Dem für die Region zuständigen russischen General soll Putin aufgegeben haben, ihm bis zum 10. Juni die Einnahme der Stadt zu melden. Aus westlicher Sicht ist dies eine völlig aus der Luft gegriffene Zuspitzung, ein zynisches Spiel – das allerdings noch viele junge Männer das Leben kosten wird.

Dass die Kämpfe um Sjewjerodonezk Tag für Tag beiden Seiten in etwa den gleichen Blutzoll abverlangten, kümmerte Putin nicht. Er kennt die Grundrechenarten. Zieht man bei der größeren russischen Armee (850.000) und bei der kleineren ukrainischen Armee (250.000) täglich eine auf beiden Seiten identische absolute Zahl von Toten ab, ergibt sich eine nach und nach immer stärker wachsende Überlegenheit der russischen Seite. So schlicht funktioniert Putins makabre Mathematik des Todes.

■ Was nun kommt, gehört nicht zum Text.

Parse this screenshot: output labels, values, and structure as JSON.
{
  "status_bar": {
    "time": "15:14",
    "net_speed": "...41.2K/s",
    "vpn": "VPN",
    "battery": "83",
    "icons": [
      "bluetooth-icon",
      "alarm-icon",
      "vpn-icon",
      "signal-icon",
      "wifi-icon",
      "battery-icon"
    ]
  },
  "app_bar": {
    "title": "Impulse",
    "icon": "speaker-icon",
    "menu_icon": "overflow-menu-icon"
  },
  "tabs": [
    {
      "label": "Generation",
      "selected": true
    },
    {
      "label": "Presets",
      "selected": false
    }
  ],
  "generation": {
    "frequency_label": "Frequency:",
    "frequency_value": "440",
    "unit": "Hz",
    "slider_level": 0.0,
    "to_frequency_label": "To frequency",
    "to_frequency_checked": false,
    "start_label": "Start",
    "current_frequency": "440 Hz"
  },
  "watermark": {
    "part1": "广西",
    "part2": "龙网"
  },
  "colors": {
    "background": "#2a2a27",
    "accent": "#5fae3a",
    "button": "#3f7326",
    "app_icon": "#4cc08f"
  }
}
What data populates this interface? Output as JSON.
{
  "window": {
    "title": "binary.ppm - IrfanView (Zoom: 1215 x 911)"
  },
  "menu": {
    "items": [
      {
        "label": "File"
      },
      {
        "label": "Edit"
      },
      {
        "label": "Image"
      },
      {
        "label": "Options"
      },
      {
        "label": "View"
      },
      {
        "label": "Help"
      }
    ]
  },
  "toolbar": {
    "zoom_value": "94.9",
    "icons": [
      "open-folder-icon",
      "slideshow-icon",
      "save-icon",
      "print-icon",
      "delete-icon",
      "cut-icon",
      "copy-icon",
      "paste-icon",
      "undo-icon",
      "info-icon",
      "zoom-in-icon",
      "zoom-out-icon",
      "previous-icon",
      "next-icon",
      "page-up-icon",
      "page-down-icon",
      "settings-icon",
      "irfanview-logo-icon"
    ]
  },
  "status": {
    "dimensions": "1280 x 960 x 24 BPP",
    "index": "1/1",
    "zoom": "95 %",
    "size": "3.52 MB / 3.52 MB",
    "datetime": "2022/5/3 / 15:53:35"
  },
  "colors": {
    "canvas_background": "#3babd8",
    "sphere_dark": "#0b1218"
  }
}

Ein „Todeskult“ in der russischen Gesellschaft

Hinzu kommt: Jeder Kriegstag in der Ukraine drückt nicht nur die ukrainische Armee, sondern das ganze Land gleichsam mit dem Kopf unter Wasser. Zivilisten werden durch Bomben getötet oder durch Minen arbeitsunfähig gemacht, Getreidesilos werden ebenso bombardiert wie Industrieanlagen, Wirtschaft und Sozialsysteme werden in den Kollaps getrieben.

Putins Ziel ist, wie 2015 in Syrien, die Maximierung menschlichen Leids. Der Tod vieler Menschen und das damit verbundene Entsetzen sind von ihm gewollt, beides soll seine Herrschaft stabilisieren, nach außen und innen. Die Zivilbevölkerung in der Ukraine soll möglichst schnell den Glauben an eine gute Zukunft in ihrem eigenen Land verlieren – und fliehen. Deshalb zerstörte Russland in der Ukraine laut Kultusministerium in Kiew binnen 100 Tagen bereits mehr als 180 Schulen. Und deshalb gab es, wie die Weltgesundheits­organisation meldet, bereit „296 verifizierte Angriffe auf Gesundheits­einrichtungen“.

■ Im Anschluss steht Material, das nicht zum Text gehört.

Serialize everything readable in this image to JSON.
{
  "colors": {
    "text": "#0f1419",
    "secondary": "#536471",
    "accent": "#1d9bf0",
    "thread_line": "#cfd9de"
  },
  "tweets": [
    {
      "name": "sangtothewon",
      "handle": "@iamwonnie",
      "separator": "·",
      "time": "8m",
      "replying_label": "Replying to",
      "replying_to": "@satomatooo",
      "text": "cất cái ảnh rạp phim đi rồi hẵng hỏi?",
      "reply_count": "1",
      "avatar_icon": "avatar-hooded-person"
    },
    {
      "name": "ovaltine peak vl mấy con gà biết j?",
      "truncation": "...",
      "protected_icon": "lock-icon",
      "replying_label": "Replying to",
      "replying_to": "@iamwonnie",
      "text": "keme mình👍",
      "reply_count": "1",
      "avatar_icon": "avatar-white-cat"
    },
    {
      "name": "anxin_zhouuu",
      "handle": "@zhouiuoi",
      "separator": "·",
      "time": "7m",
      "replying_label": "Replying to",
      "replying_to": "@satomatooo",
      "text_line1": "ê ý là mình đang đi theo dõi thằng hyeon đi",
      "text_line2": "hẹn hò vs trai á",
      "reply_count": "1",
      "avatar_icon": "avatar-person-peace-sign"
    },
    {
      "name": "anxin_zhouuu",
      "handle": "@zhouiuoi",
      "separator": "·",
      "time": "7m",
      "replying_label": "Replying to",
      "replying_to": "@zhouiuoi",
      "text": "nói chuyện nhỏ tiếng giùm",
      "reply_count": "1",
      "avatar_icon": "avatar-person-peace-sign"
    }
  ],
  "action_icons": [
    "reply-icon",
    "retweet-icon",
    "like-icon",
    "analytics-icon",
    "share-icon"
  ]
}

An dieser Stelle folgt Putin zwei russischen Zaren, die für ihn historische Vorbilder sind: Alexander III. und Iwan dem Schrecklichen. Schon diese beiden gründeten ihren Herrschafts­anspruch auf ihre Grausamkeit. Zu ihrem Stil gehörte es, andere Völker nicht etwa nur ökonomisch zu unterwerfen, sondern ihr Leben und ihre Städte demonstrativ zu zerstören. Nach jahrhundertealtem Kremlkalkül kann nur auf diese Art die nötige Angst entstehen, die das gewaltsam geschaffene Reich zusammenhält. Ohne eine hohe Zahl von Toten und Verwundeten ist das nicht zu schaffen.

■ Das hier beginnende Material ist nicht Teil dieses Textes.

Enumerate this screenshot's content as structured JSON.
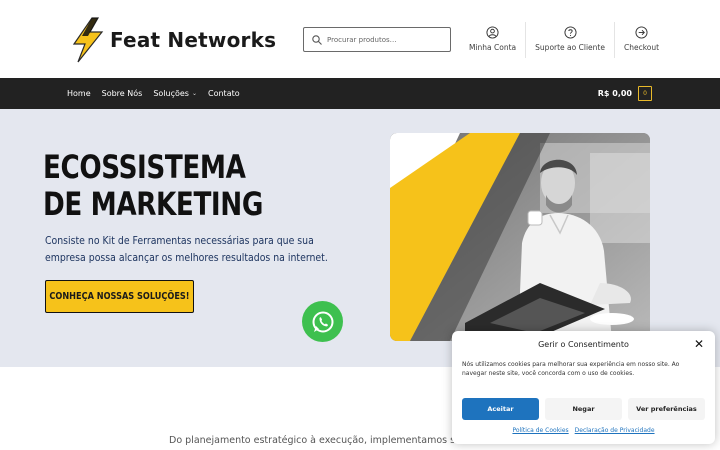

Seit dem Einmarsch in die Ukraine hieß es oft, eine hohe Zahl an Todesopfern werde Putin politisch zu schaffen machen. Doch der Kremlherr baute vor. Erstens ließ er die als Kanonenfutter verwendeten jüngeren Soldaten vorsichtshalber in Gebieten abseits der politisch sensiblen Ballungsräume Moskau und St. Petersburg rekrutieren; ein paar Protestaktionen in weit entfernten Provinzen bekommt seine Geheimpolizei schnell in den Griff. Zweitens spielt Putin seit dem 9. Mai eine dramatische Begleitmusik, die den Endkampf gegen die Nazis beschwört, ein Ringen also, in dem der Tod nach Ansicht vieler Russen nichts Schlimmes ist, sondern zu etwas Ruhmreichem wird.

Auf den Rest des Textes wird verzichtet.